Kubrick’s 2001: A Space Odyssey
Almost four years ago, now, I read a book that changed my life: Arthur C. Clarke’s 2001: Space Odyssey. Up until that point, I’d read a handful of SF classics, like Dune, The War of the Worlds, and so forth — but mostly I was a reader of, well . . . arguably lesser books. Things like Star Wars tie-ins (more than I can count, but most of them entirely forgettable), ho-hum film novelizations, and what have you.
I also read a lot of mid- to late-career Stephen King, like The Green Mile, Different Seasons, et cetera. No criticism there; I still read and love King shamelessly. He’s a master of the craft, whom growing storytellers should study with earnest.
(And, of course, there was that sparse, strange little holy-shit-this-is-fucking-awesome book called Fight Club. Ahem.)
But my freshman year of community college, long before I transferred to my present alma mater in my hometown of Monmouth, Illinois, I was assigned a Composition II paper in which I was to examine a novel of my choosing, from a list provided by the professor. There was one science fiction novel on the list, so I went with that one.
Clarke’s 2001 is nothing short of a treasure. It doesn’t get quite the level of acclaim that Rama or Childhood’s End gets, but I think it’s a damn fine read. The kind of book you never forget, and to which you always sort of aspire. As long as I’m alive, writing science fiction and pushing myself to get better at it, I think 2001 will be the book whose level of wonder, stimulation, and adventure I inevitably compare my work to. That’s not to say that there aren’t better-written, or more interesting books . . . but simply that the impression of that first transformative read will be hard to beat.

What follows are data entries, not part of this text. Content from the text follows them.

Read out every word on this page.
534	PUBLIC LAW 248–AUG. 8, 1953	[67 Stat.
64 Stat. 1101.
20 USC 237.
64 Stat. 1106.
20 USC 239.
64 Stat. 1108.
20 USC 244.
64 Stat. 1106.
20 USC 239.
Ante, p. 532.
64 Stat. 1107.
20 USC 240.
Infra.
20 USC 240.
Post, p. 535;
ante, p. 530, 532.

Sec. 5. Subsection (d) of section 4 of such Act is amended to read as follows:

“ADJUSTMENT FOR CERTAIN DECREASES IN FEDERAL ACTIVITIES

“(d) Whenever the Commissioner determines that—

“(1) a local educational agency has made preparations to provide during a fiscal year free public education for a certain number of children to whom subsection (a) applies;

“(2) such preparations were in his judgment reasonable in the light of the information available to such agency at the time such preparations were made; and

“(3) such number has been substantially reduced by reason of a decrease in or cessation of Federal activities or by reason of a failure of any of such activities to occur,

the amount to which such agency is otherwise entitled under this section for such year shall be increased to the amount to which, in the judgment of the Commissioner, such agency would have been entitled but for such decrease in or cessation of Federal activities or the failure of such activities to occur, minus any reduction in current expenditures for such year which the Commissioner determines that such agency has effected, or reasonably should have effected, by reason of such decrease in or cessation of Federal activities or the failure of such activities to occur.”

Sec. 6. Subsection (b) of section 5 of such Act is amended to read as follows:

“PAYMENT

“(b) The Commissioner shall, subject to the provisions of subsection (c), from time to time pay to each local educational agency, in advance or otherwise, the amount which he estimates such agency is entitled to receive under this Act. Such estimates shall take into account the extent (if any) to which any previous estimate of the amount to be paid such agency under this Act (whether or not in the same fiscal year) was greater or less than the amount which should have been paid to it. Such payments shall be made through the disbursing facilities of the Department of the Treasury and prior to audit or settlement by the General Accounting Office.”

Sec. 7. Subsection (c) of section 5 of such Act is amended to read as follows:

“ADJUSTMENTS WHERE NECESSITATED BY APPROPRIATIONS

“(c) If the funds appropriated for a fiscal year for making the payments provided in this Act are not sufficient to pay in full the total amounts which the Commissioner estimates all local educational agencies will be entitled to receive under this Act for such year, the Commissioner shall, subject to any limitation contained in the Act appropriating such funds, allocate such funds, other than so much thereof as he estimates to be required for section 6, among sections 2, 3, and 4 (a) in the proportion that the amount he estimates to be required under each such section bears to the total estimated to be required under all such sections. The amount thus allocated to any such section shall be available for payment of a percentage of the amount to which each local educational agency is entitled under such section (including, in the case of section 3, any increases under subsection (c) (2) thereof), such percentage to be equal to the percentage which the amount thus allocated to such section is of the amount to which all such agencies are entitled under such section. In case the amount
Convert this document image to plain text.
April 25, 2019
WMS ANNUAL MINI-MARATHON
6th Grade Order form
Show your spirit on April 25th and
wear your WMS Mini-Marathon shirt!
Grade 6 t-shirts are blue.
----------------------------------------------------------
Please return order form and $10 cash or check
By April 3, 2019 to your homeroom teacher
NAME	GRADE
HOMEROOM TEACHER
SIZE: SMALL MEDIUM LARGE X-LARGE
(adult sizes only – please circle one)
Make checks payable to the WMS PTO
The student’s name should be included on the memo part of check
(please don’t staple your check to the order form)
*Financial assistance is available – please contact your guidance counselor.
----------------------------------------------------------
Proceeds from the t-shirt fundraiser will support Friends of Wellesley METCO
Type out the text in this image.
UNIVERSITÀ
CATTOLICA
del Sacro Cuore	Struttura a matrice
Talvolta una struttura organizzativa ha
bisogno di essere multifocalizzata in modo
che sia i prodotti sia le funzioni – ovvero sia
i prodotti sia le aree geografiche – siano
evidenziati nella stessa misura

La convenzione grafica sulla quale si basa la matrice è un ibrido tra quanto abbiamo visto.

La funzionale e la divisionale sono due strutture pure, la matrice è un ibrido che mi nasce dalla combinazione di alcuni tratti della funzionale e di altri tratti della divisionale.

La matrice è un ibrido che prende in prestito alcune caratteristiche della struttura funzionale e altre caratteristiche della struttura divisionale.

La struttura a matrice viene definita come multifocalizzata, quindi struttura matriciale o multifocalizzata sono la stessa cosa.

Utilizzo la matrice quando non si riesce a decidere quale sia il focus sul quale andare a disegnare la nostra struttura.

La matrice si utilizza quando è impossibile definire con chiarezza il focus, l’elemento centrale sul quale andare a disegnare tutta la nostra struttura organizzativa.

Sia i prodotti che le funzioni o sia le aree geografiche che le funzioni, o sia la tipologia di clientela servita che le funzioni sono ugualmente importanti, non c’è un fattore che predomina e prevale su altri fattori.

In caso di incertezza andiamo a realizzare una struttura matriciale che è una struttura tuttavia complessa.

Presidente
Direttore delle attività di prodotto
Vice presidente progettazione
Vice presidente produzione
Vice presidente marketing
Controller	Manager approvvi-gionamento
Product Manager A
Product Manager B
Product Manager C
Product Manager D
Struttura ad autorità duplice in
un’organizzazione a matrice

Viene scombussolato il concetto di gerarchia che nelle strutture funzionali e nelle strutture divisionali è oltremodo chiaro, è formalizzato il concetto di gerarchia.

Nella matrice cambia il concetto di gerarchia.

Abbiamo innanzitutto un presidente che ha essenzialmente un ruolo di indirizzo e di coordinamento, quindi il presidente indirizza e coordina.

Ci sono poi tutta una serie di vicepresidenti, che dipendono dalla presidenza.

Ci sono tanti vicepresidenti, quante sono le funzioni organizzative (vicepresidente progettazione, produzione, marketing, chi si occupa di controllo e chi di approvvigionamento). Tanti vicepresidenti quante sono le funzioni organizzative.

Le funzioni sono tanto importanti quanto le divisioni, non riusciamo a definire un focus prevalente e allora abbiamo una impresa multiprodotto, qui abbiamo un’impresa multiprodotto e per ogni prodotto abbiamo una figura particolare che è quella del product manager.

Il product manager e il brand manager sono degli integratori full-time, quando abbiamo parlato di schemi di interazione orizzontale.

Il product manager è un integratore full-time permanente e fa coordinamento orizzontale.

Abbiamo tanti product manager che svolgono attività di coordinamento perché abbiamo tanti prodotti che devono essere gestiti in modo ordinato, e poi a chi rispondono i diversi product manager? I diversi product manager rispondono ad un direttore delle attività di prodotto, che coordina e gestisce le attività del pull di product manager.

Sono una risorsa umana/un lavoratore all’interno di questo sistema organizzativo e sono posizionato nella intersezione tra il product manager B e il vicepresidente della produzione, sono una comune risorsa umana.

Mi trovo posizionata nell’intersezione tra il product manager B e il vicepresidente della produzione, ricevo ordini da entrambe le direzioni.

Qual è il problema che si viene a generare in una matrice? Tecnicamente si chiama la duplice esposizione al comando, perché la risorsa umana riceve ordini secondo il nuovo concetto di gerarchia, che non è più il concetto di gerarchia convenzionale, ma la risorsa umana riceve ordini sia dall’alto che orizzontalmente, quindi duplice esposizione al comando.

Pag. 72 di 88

It’s like the maybe-arguable-fact that Kubrick’s 2001: A Space Odyssey film and Spielberg’s Minority Report are better films from a creative standpoint than The Empire Strikes Back and Ridley Scott’s Alien: Though it may be true, or have at least partial merit, my early experiences at the ages of seven (Empire) and, I think, eight years old (Alien) will remain forever crystallized as defining moments in my upbringing.
Which is why, perhaps unfairly, it’s always been hard for me to consider the possibility that Kubrick’s 2001 is even worth my time. I almost universally prefer original books to their film adaptations — Fincher’s brilliant but inferior Fight Club adaptation among them, admittedly — and so with a book like Clarke’s beloved novel, I thought that disappointment with the film was guaranteed.
Recently, though, I read a Facebook discussion led by author Robert J. Sawyer, who argues that the differences between the film and the novel are sufficient to view them as two entirely separate works, each with its own set of thematic concerns and moral subtext. More specifically, he views the Kubrick film as dealing with the evolution of humankind from its present, organic state to the level of artificial intelligence — therefore concluding that HAL-9000, or “Hal,” is the most important component of the mission.
This deviates significantly from the novel, I think, which seems to concern itself more so with the evolution of humankind from the level of sapience to, well, omnipotence. A level of intellect and influence unknowable, and incomprehensible, to the reader. (I watched the film 2010 several years after reading Clarke’s 2001, but have never read the three sequel novels. Perhaps Bowman’s transformation is explained differently than in the two film adaptations; I can’t say whether it is or not.)
Anyway, I finally took the time to watch the Kubrick film from start to finish — this morning, in fact — and found it enormously awesome. A stunning, enthralling work of cinema, with at least two or three killer scenes: the arrival of Heywood Floyd and the discovery of the lunar monolith; Hal’s death sequence, which I thought had some chilling dialogue; and certainly the haunting, almost silent simulacrum in which Bowman becomes the enigmatic Star-Child. It was solid enough to stand on its own, but ambiguous enough to demand that after four years of literary infidelity, I finally make a return to the fiction of Clarke, to whom I owe my appreciation of the genre as I know it today.
So, the to-read list continues to grow. I’m still swamped with my senior thesis and other obligatory slog work, but making my way slowly through Haldeman’s The Forever War and Vernor Vinge’s A Fire Upon the Deep. After I finish those, it may be on to Leviathan Wakes by James S. A. Corey, or Childhood’s End. Maybe 2001 itself, or Rama. Who knows? I’m so sick of all this schoolwork that once graduation’s over, it’s gonna be reading, writing, exercising, and Xbox-ing. Oh, how I miss Xbox-ing. And exercising. I get plenty of reading and writing done for school, but damn . . . I like the kind you do for fun much, much better.